The fish has enough lore under its belt that it spawned a bestseller, Cod: A Biography of the Fish that Changed the World, revealing how wars were fought over the fish, and how it played a pivotal role in American, Caribbean, African, and European history.
But today, Atlantic cod is under threat, especially in the Gulf of Maine. That's why you won’t find Northwest Atlantic cod in popular food products from Gorton’s fish sticks to the McDonald’s Filet-O-Fish sandwich, according to a study by the Gulf of Maine Research Institute that was published in the journal Science.

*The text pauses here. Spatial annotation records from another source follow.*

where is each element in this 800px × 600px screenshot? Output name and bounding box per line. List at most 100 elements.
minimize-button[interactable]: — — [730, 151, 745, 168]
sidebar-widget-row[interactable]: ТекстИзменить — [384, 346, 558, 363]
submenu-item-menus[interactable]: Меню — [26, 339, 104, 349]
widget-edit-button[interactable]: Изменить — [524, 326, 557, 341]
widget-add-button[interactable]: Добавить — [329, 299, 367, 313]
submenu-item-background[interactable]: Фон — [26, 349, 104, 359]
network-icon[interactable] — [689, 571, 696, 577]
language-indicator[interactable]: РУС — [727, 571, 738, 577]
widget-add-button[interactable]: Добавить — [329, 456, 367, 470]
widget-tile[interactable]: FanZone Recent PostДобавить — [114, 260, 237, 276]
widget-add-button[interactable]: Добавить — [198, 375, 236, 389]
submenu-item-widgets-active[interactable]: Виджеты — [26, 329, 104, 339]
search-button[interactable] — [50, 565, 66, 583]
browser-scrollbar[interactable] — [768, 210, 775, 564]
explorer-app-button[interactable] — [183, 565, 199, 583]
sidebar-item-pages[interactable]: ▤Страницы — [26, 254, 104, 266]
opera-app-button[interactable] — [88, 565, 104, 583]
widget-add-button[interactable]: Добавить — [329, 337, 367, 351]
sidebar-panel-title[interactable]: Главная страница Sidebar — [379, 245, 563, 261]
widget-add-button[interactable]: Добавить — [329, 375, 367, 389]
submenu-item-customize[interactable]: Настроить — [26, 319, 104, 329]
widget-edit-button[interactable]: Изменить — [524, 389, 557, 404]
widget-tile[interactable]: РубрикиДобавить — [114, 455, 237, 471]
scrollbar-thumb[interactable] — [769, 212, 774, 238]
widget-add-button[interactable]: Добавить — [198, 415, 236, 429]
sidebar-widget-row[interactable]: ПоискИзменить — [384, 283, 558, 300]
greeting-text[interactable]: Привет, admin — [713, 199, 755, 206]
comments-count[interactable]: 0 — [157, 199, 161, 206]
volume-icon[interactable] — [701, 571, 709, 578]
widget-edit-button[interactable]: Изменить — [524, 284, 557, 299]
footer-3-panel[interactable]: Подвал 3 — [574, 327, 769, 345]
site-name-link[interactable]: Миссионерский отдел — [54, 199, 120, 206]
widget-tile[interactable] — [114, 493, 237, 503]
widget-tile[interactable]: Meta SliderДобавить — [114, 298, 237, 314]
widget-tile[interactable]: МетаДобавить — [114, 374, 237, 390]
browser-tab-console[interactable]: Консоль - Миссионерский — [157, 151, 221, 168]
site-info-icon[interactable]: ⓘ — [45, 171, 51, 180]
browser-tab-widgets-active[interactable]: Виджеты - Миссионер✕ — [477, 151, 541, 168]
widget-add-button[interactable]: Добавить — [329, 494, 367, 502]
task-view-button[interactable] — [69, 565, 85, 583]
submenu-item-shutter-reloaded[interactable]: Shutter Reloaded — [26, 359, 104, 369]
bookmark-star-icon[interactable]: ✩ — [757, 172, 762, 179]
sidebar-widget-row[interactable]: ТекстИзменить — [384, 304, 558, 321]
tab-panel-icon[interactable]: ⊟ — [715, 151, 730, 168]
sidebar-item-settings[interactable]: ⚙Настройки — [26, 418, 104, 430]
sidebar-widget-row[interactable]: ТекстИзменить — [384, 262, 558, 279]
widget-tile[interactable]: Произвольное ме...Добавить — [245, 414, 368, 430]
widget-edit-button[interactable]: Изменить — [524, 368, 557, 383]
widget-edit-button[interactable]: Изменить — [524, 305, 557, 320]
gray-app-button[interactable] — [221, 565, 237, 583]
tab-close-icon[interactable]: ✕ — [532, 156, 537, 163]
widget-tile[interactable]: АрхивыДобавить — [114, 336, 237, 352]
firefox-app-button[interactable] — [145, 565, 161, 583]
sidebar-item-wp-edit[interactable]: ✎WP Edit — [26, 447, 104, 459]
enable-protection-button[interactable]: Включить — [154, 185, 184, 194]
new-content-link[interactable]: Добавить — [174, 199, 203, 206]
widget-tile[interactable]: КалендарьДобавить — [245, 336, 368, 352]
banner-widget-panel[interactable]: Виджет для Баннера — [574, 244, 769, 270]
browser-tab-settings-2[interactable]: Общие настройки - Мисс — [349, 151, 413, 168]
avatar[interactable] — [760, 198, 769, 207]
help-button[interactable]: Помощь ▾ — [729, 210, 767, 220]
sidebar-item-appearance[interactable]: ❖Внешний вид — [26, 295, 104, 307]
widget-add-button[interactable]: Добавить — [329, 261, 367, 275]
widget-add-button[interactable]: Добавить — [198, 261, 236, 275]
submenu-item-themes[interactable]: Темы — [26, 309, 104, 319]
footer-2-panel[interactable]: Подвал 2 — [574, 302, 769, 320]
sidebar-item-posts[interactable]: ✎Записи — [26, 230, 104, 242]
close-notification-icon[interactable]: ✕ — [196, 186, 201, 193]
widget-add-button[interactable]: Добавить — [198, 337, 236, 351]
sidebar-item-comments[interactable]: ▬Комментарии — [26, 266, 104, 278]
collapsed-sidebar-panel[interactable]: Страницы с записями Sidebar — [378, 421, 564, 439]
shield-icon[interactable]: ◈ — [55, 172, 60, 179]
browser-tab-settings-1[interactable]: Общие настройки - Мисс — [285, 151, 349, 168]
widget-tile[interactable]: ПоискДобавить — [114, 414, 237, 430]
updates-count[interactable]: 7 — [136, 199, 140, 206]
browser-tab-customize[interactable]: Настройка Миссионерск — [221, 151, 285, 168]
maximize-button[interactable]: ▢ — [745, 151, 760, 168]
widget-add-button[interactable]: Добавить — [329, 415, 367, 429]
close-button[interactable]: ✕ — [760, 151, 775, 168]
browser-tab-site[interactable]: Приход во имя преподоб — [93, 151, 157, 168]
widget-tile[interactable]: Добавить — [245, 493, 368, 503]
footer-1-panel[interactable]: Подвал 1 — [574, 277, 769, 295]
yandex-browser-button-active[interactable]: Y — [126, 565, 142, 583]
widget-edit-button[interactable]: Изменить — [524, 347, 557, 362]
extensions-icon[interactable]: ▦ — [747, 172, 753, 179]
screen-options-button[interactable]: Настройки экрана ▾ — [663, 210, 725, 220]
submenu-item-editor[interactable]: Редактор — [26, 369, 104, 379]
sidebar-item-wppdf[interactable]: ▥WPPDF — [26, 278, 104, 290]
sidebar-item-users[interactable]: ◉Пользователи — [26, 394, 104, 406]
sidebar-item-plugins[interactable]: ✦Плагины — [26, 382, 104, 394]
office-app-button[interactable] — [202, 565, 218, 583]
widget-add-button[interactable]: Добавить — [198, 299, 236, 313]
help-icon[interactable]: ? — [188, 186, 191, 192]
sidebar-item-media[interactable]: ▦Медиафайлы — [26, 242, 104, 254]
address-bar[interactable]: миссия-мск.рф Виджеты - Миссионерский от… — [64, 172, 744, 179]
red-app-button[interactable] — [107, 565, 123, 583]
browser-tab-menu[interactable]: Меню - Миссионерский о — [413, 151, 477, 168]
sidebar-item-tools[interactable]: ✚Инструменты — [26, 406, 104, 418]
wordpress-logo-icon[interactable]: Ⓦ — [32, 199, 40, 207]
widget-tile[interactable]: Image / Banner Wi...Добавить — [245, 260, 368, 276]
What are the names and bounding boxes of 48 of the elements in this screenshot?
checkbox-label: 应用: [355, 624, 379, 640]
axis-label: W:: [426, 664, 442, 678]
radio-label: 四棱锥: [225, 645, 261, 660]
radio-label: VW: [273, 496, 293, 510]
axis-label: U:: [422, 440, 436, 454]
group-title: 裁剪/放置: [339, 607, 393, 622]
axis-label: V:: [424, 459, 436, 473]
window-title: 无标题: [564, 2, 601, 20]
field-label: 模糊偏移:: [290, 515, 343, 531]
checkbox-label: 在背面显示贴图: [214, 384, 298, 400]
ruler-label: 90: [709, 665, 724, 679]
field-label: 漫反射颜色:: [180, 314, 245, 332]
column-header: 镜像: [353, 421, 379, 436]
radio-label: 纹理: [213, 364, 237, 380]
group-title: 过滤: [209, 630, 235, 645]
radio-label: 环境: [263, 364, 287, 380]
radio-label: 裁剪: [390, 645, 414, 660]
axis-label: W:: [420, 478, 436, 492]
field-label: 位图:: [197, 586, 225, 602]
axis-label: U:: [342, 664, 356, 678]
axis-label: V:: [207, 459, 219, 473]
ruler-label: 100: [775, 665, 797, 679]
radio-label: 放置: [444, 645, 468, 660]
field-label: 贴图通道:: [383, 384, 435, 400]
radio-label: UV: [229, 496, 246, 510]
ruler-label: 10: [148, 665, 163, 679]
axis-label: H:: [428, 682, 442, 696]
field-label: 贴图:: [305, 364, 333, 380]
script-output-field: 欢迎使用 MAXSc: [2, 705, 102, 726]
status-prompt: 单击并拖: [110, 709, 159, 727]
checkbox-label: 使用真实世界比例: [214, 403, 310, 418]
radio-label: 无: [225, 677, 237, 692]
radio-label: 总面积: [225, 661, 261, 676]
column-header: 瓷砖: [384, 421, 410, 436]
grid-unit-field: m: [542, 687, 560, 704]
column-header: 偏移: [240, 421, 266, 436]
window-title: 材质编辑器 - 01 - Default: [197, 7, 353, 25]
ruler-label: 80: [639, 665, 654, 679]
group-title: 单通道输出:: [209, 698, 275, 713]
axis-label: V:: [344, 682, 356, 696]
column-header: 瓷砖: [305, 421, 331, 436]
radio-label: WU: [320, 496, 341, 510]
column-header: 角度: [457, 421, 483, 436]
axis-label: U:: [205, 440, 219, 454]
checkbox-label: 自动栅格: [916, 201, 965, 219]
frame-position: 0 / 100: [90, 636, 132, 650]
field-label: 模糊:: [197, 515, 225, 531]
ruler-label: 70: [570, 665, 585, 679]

The report says rapid ocean warming, combined with a failure to detect changes in the environment or to respond appropriately to them, is to blame for the collapse of the Gulf of Maine cod fishery:
“Over the last decade, sea surface temperatures in the Gulf of Maine increased faster than 99% of the global ocean. The warming, which was related to a northward shift in the Gulf Stream and to changes in the Atlantic Multidecadal and Pacific Decadal Oscillations, led to reduced recruitment and increased mortality in the region’s Atlantic cod (Gadus morhua) stock. Failure to recognize the impact of warming on cod contributed to overfishing.”
The Gulf of Maine’s fisheries have been increasingly regulated—particularly since 2010, when a quota-based management system was implemented. But cod stock has been “chronically overfished,” according to the report. Although an ocean warming trend has been well-documented globally, the temperature rise has been particularly acute in the Northwest Atlantic—an increase of 4°F between 2004 and 2013.
The shortages aren't due to cod fishermen exceeding their designated quotas. Instead, mortality rates have consistently exceeded target levels.
The problem? Fisheries management wasn't keeping up with the rise in temperature in setting its annual quotas. In cooler years, when cod numbers could rebound, the quotas were still too high to be sustainable.
In November 2014, federal regulators halted almost all New England cod fishing after discovering that the population was at only 4 percent of its sustainable level. When the six-month moratorium was lifted, cod fishing quotas were reduced by about 95 percent.
In the U.S., cod has been a common ingredient in frozen fish sticks, the easy-bake meal that has introduced children to seafood for generations. More recently, suppliers have been forced to switch to using Alaskan pollock, but even that may not last. Today, the World Wildlife Federation estimates that 85 percent of the world’s fisheries are either collapsed or fished beyond sustainable levels.